Firefighters, Gipsy Bands, Peasant Riders, Canteens: East Central European Post-Imperial Local Societies in the World of Nation States 1918-1930

A lecture by Gábor Egry (Institute of History – Hungarian Academy of Sciences)

Discussant: Rudolf Kučera (Masaryk Institute – AV ČR)

Where: Na Florenci 3, building C, 3rd floor, conference room.

Volunatry firefighters from Ciacova. Source: romaniainterbelica.memoria.ro
Volunatry firefighters from Ciacova. Source: romaniainterbelica.memoria.ro

The end of WWI in East Central Europe brought about similar developments: the collapse of empires and the emergence of nation states. But behind the façade of seemingly uniform transformations and the general tendency of nationalizing in the new states, local societies and micro regions were sometimes less constrained in exerting influence upon the specific conditions of transition than it is presumed according to the overarching narrative of imperial collapse and nation-state building. The imperial past did not vanish without a trace, furthermore, the new entities often operated as mini-empires reviving or retaining people, methods and structures of imperial management of power and population.

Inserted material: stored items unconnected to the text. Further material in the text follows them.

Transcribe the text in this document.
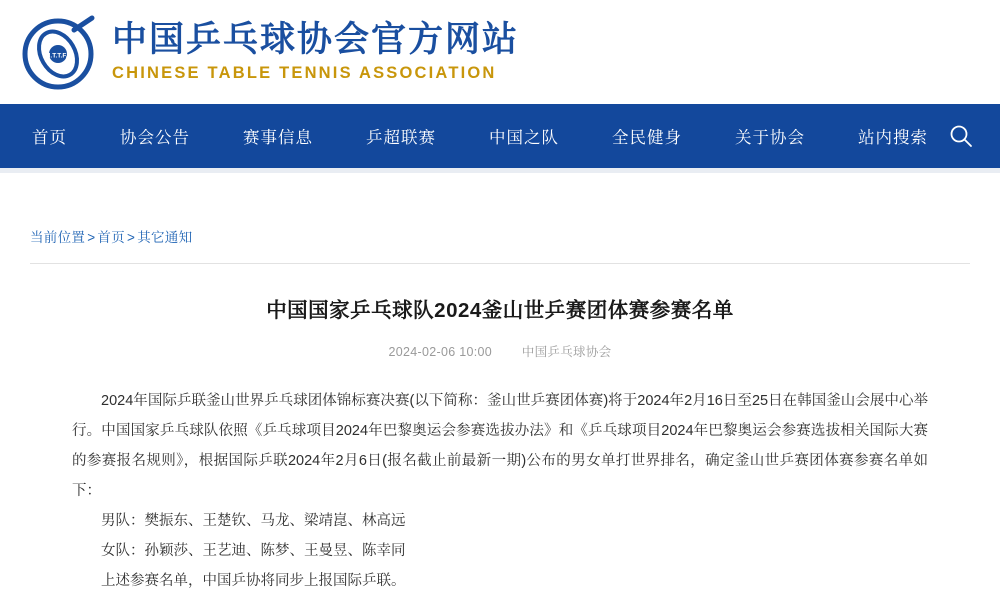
I.T.T.F. 中国乒乓球协会官方网站
CHINESE TABLE TENNIS ASSOCIATION
首页	协会公告	赛事信息	乒超联赛	中国之队	全民健身	关于协会	站内搜索
当前位置 > 首页 > 其它通知
中国国家乒乓球队2024釜山世乒赛团体赛参赛名单
2024-02-06 10:00 中国乒乓球协会

2024年国际乒联釜山世界乒乓球团体锦标赛决赛(以下简称：釜山世乒赛团体赛)将于2024年2月16日至25日在韩国釜山会展中心举行。中国国家乒乓球队依照《乒乓球项目2024年巴黎奥运会参赛选拔办法》和《乒乓球项目2024年巴黎奥运会参赛选拔相关国际大赛的参赛报名规则》，根据国际乒联2024年2月6日(报名截止前最新一期)公布的男女单打世界排名，确定釜山世乒赛团体赛参赛名单如下：

男队：樊振东、王楚钦、马龙、梁靖崑、林高远

女队：孙颖莎、王艺迪、陈梦、王曼昱、陈幸同

上述参赛名单，中国乒协将同步上报国际乒联。
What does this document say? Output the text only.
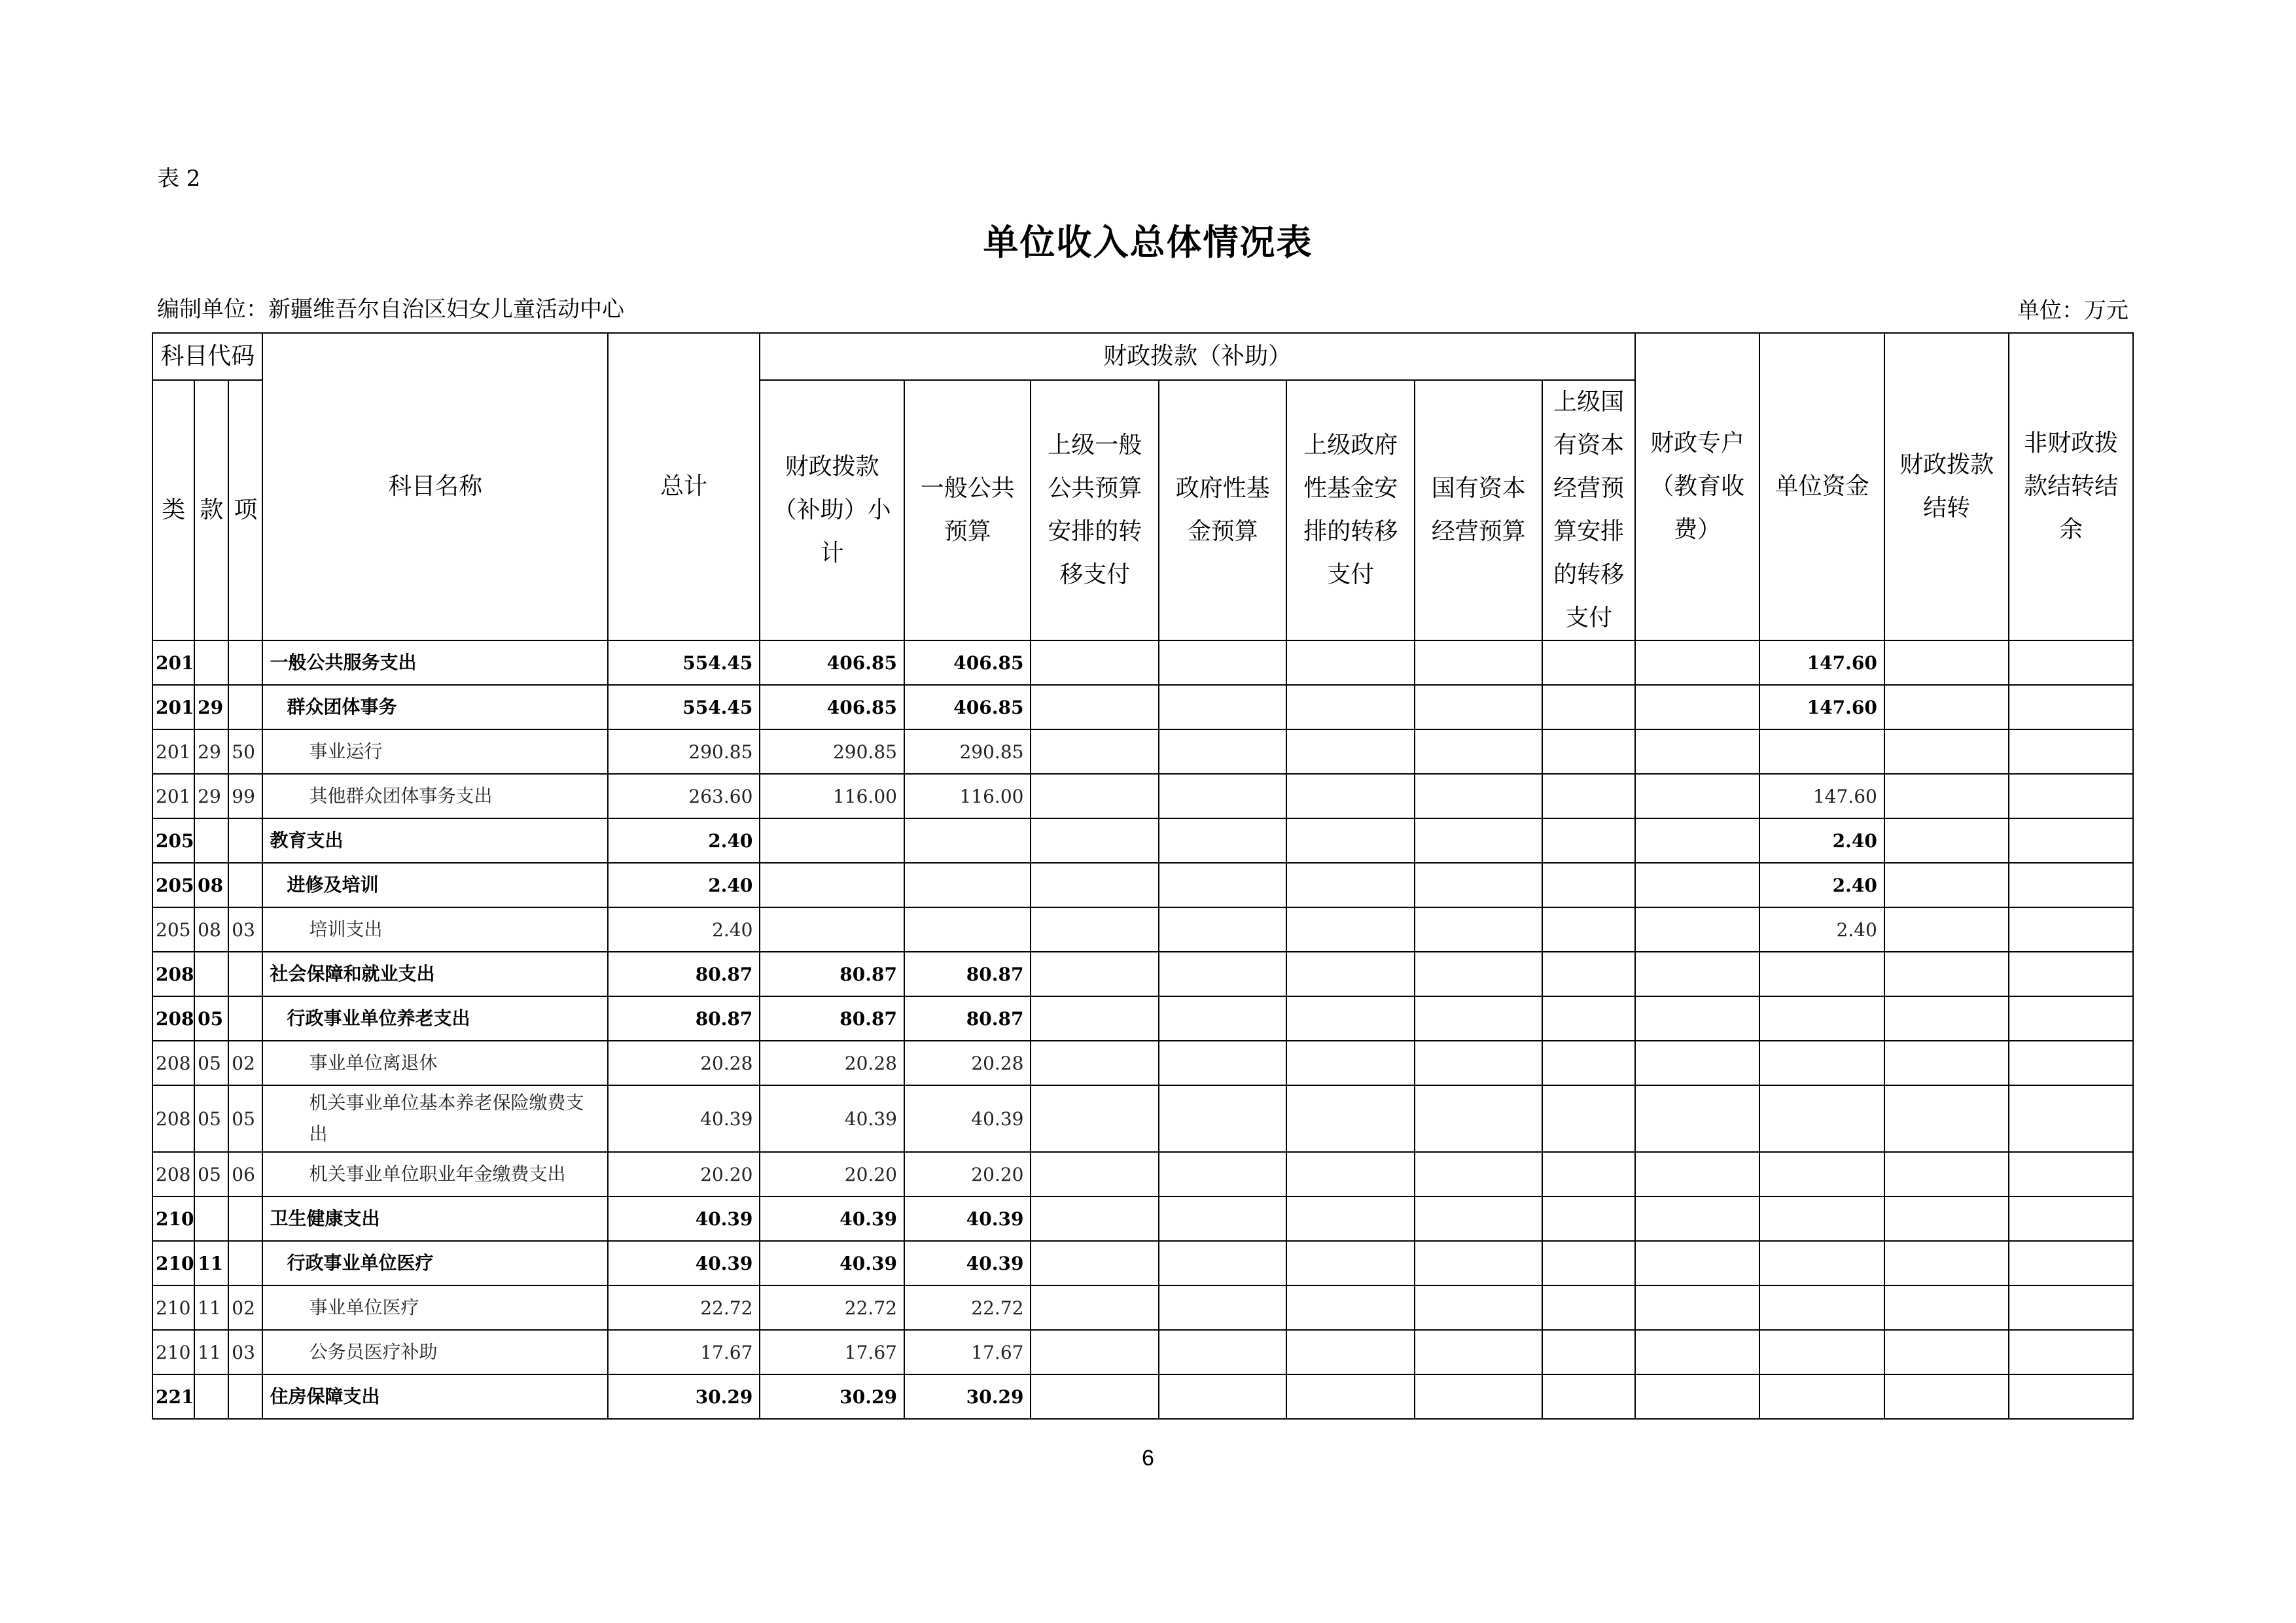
表 2
单位收入总体情况表
编制单位：新疆维吾尔自治区妇女儿童活动中心	单位：万元
科目代码			科目名称	总计	财政拨款（补助）							财政专户（教育收费）	单位资金	财政拨款结转	非财政拨款结转结余
类	款	项			财政拨款（补助）小计	一般公共预算	上级一般公共预算安排的转移支付	政府性基金预算	上级政府性基金安排的转移支付	国有资本经营预算	上级国有资本经营预算安排的转移支付				
201			一般公共服务支出	554.45	406.85	406.85							147.60		
201	29		群众团体事务	554.45	406.85	406.85							147.60		
201	29	50	事业运行	290.85	290.85	290.85									
201	29	99	其他群众团体事务支出	263.60	116.00	116.00							147.60		
205			教育支出	2.40									2.40		
205	08		进修及培训	2.40									2.40		
205	08	03	培训支出	2.40									2.40		
208			社会保障和就业支出	80.87	80.87	80.87									
208	05		行政事业单位养老支出	80.87	80.87	80.87									
208	05	02	事业单位离退休	20.28	20.28	20.28									
208	05	05	机关事业单位基本养老保险缴费支出	40.39	40.39	40.39									
208	05	06	机关事业单位职业年金缴费支出	20.20	20.20	20.20									
210			卫生健康支出	40.39	40.39	40.39									
210	11		行政事业单位医疗	40.39	40.39	40.39									
210	11	02	事业单位医疗	22.72	22.72	22.72									
210	11	03	公务员医疗补助	17.67	17.67	17.67									
221			住房保障支出	30.29	30.29	30.29									
6
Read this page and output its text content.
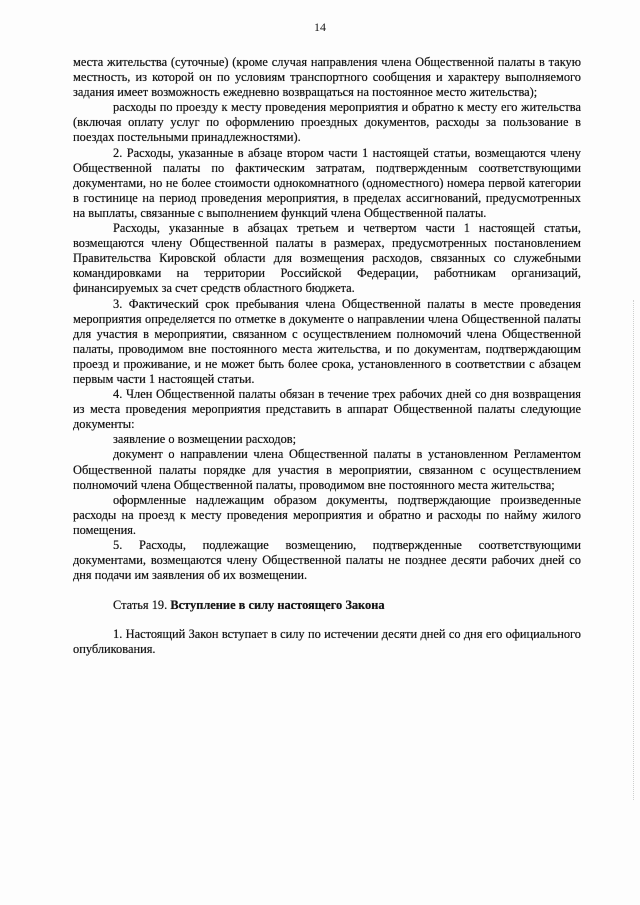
14

места жительства (суточные) (кроме случая направления члена Общественной палаты в такую местность, из которой он по условиям транспортного сообщения и характеру выполняемого задания имеет возможность ежедневно возвращаться на постоянное место жительства);

расходы по проезду к месту проведения мероприятия и обратно к месту его жительства (включая оплату услуг по оформлению проездных документов, расходы за пользование в поездах постельными принадлежностями).

2. Расходы, указанные в абзаце втором части 1 настоящей статьи, возмещаются члену Общественной палаты по фактическим затратам, подтвержденным соответствующими документами, но не более стоимости однокомнатного (одноместного) номера первой категории в гостинице на период проведения мероприятия, в пределах ассигнований, предусмотренных на выплаты, связанные с выполнением функций члена Общественной палаты.

Расходы, указанные в абзацах третьем и четвертом части 1 настоящей статьи, возмещаются члену Общественной палаты в размерах, предусмотренных постановлением Правительства Кировской области для возмещения расходов, связанных со служебными командировками на территории Российской Федерации, работникам организаций, финансируемых за счет средств областного бюджета.

3. Фактический срок пребывания члена Общественной палаты в месте проведения мероприятия определяется по отметке в документе о направлении члена Общественной палаты для участия в мероприятии, связанном с осуществлением полномочий члена Общественной палаты, проводимом вне постоянного места жительства, и по документам, подтверждающим проезд и проживание, и не может быть более срока, установленного в соответствии с абзацем первым части 1 настоящей статьи.

4. Член Общественной палаты обязан в течение трех рабочих дней со дня возвращения из места проведения мероприятия представить в аппарат Общественной палаты следующие документы:

заявление о возмещении расходов;

документ о направлении члена Общественной палаты в установленном Регламентом Общественной палаты порядке для участия в мероприятии, связанном с осуществлением полномочий члена Общественной палаты, проводимом вне постоянного места жительства;

оформленные надлежащим образом документы, подтверждающие произведенные расходы на проезд к месту проведения мероприятия и обратно и расходы по найму жилого помещения.

5. Расходы, подлежащие возмещению, подтвержденные соответствующими документами, возмещаются члену Общественной палаты не позднее десяти рабочих дней со дня подачи им заявления об их возмещении.

Статья 19. Вступление в силу настоящего Закона

1. Настоящий Закон вступает в силу по истечении десяти дней со дня его официального опубликования.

Comparing case studies of local transition offers an insight into the local contexts, how different local social constellations, imperial prehistories, helped local groups to negotiate their positon in the new states. While certain practices, habits, institutions were retained and often used to co-opt the new elites into the circles of the old, peculiar imperial figures managed to move swiftly between successor states and broader social changes altered the general balance and conferred agency to hitherto disadvantaged groups. In my lecture I will outline the most important factors behind different paths of transitions and how individuals situated themselves in the new world of nation states.